For someone who has never baked bread before, what advice would you give them?
Bread baking may seem to be a very easy task, since it only has a few simple ingredients: flour, water, salt and yeast. But it is important to remember that bread can’t be rushed, it is a process that takes time. One thing to remember is that all of your patience will be paid off at the end and it’s totally worth it!
Do you have any other product recommendations for home bakers?
I have partially covered this above with King Arthur Flour, but I want to stress the importance of using high-quality ingredients as they do affect the final product. For example, butter, if you notice, has different fat contents in a variety of brands. You should always pick the one with higher fat content (since that means that there is less added water). I also recommend using unsalted butter, that way you can control the amount of salt in the recipe. Don’t forget about a good nonstick pan liner and nonstick pan spray.
What types of bread do you think would be the best to try to bake at home?
Brioche loaf or rolls—it is a very versatile bread, it has a delicious, rich, butter flavor. Great choice for burger buns, sandwiches or toasts, and leftover brioche will make killer croutons! It is also easy to work with since it doesn’t require steam or a special oven, so you can easily make it at home.
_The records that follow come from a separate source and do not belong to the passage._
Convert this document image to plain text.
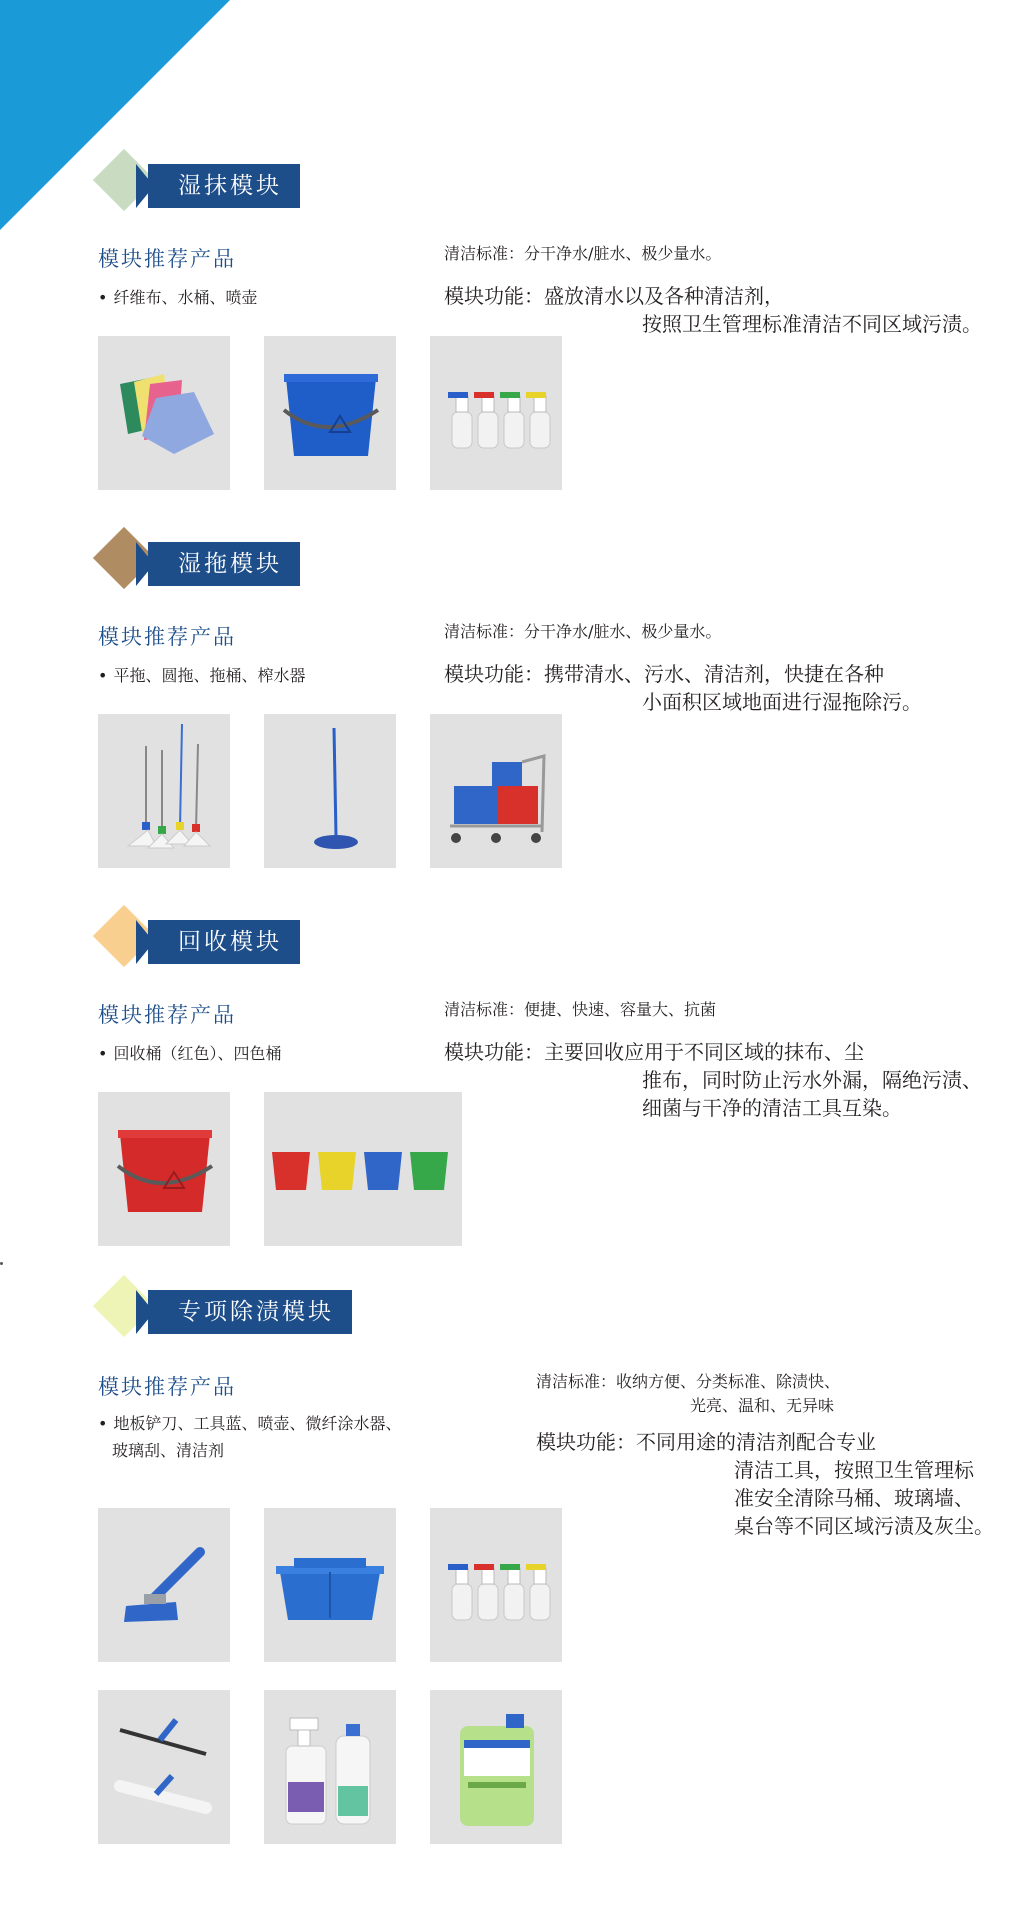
湿抹模块
模块推荐产品
• 纤维布、水桶、喷壶
清洁标准：分干净水/脏水、极少量水。
模块功能：盛放清水以及各种清洁剂，
按照卫生管理标准清洁不同区域污渍。
湿拖模块
模块推荐产品
• 平拖、圆拖、拖桶、榨水器
清洁标准：分干净水/脏水、极少量水。
模块功能：携带清水、污水、清洁剂，快捷在各种
小面积区域地面进行湿拖除污。
回收模块
模块推荐产品
• 回收桶（红色）、四色桶
清洁标准：便捷、快速、容量大、抗菌
模块功能：主要回收应用于不同区域的抹布、尘
推布，同时防止污水外漏，隔绝污渍、
细菌与干净的清洁工具互染。
专项除渍模块
模块推荐产品
• 地板铲刀、工具蓝、喷壶、微纤涂水器、
玻璃刮、清洁剂
清洁标准：收纳方便、分类标准、除渍快、
光亮、温和、无异味
模块功能：不同用途的清洁剂配合专业
清洁工具，按照卫生管理标
准安全清除马桶、玻璃墙、
桌台等不同区域污渍及灰尘。
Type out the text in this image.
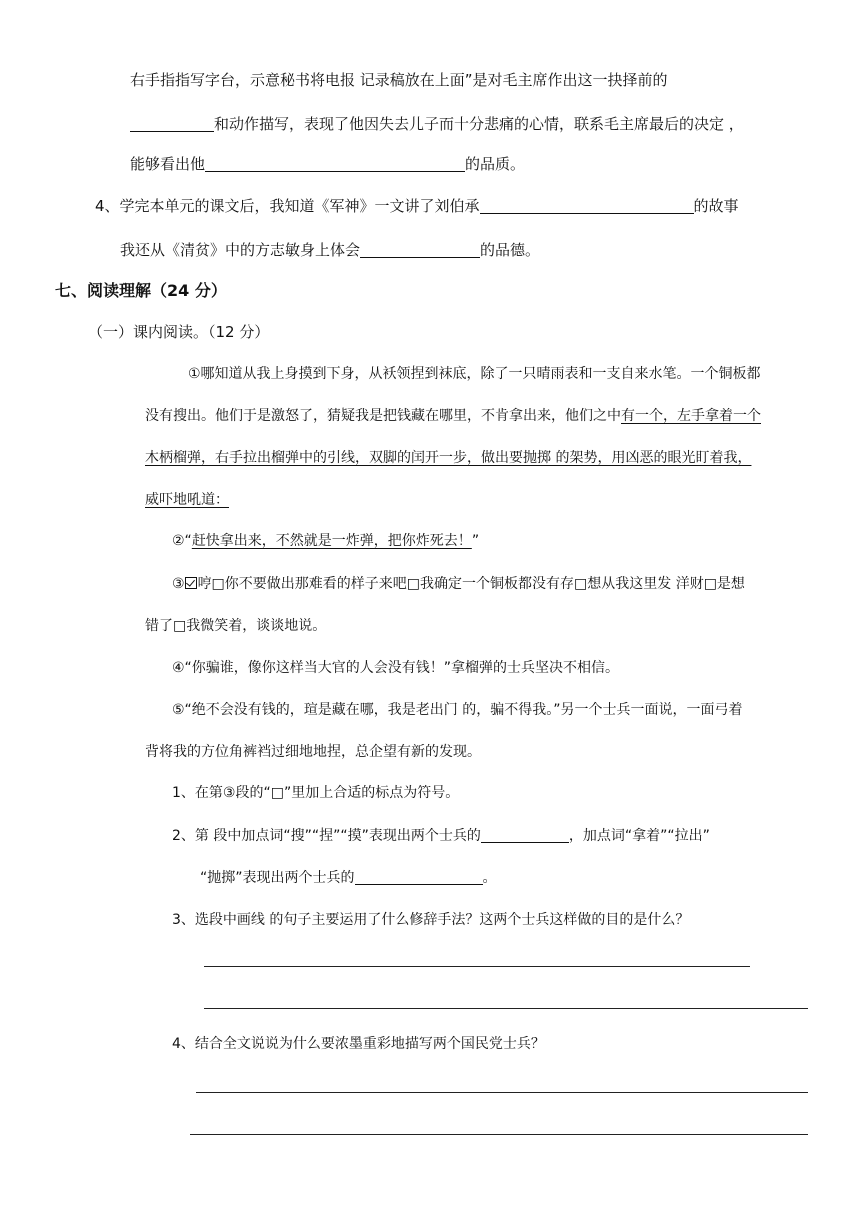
右手指指写字台，示意秘书将电报 记录稿放在上面”是对毛主席作出这一抉择前的
和动作描写，表现了他因失去儿子而十分悲痛的心情，联系毛主席最后的决定 ，
能够看出他	的品质。
4、学完本单元的课文后，我知道《军神》一文讲了刘伯承	的故事
我还从《清贫》中的方志敏身上体会	的品德。
七、阅读理解（24 分）
（一）课内阅读。（12 分）
①哪知道从我上身摸到下身，从袄领捏到袜底，除了一只晴雨表和一支自来水笔。一个铜板都
没有搜出。他们于是激怒了，猜疑我是把钱藏在哪里，不肯拿出来，他们之中有一个，左手拿着一个
木柄榴弹，右手拉出榴弹中的引线，双脚的闰开一步，做出要抛掷 的架势，用凶恶的眼光盯着我，
威吓地吼道：
②“赶快拿出来，不然就是一炸弹，把你炸死去！”
③ 哼□你不要做出那难看的样子来吧□我确定一个铜板都没有存□想从我这里发 洋财□是想
错了□我微笑着，谈谈地说。
④“你骗谁，像你这样当大官的人会没有钱！”拿榴弹的士兵坚决不相信。
⑤“绝不会没有钱的，瑄是藏在哪，我是老出门 的，骗不得我。”另一个士兵一面说，一面弓着
背将我的方位角裤裆过细地地捏，总企望有新的发现。
1、在第③段的“□”里加上合适的标点为符号。
2、第 段中加点词“搜”“捏”“摸”表现出两个士兵的	，加点词“拿着”“拉出”
“抛掷”表现出两个士兵的	。
3、选段中画线 的句子主要运用了什么修辞手法？这两个士兵这样做的目的是什么？
4、结合全文说说为什么要浓墨重彩地描写两个国民党士兵？
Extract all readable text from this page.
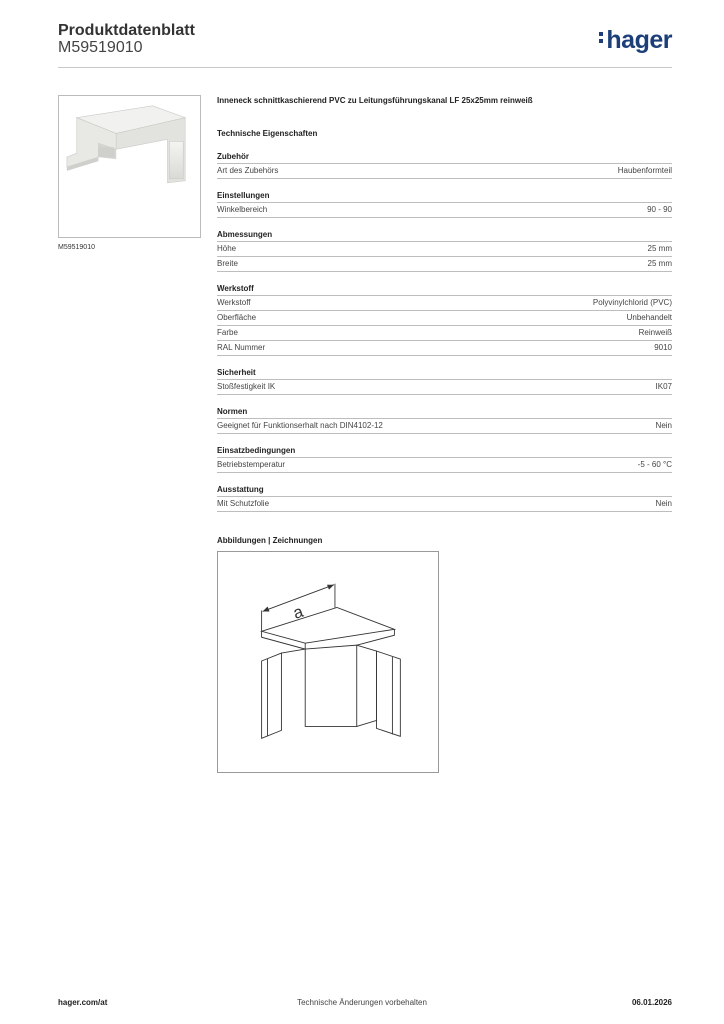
Produktdatenblatt
M59519010	hager
M59519010
Inneneck schnittkaschierend PVC zu Leitungsführungskanal LF 25x25mm reinweiß
Technische Eigenschaften
Zubehör
Art des Zubehörs	Haubenformteil
Einstellungen
Winkelbereich	90 - 90
Abmessungen
Höhe	25 mm
Breite	25 mm
Werkstoff
Werkstoff	Polyvinylchlorid (PVC)
Oberfläche	Unbehandelt
Farbe	Reinweiß
RAL Nummer	9010
Sicherheit
Stoßfestigkeit IK	IK07
Normen
Geeignet für Funktionserhalt nach DIN4102-12	Nein
Einsatzbedingungen
Betriebstemperatur	-5 - 60 °C
Ausstattung
Mit Schutzfolie	Nein
Abbildungen | Zeichnungen
a
hager.com/at	Technische Änderungen vorbehalten	06.01.2026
Other than bread, what other home baking projects would you recommend readers to try in order to pass the time, or help them learn a new skill?
Cookies, especially now, since there is no school. Cookie-making projects can be fun for both kids and adults. You can make a basic cookie dough and then use your imagination to what you can add to it (candy, Oreos, marshmallows, chocolate chips and nuts are all great options). From one batch of dough you can make a wide variety of cookies!
What’s something that continues to give you hope in times like these, especially as a chef, but also just as a person?
Our patrons that come to the bakery every morning to support us and to satisfy their sweet tooth. We have developed very special relationships with our regulars that we value and we will do our best to continue providing authentic breads and pastries for our community.
Is there anything else readers should know about home baking and baking bread?
Here are a few more technical pieces of information that may help. They are small but important. Make sure you oven is preheated, before you start baking. If you are making a crusty bread (like baguette or Italian rustico), it is important to use steam. Home ovens don’t have steam, but there are a couple of ways to create steam. For one, you can put a pan (with no water) in the oven three to five minutes before the bread is ready to be baked. Load the bread into the oven, pour a cup of water in the hot pan and shut the oven. Another way is to use a spray bottle, load the bread in the oven and then spray the walls of the oven with the water. Steam slows down the baking time of the crust, giving the interior of the bread time to develop and create a crustier loaf.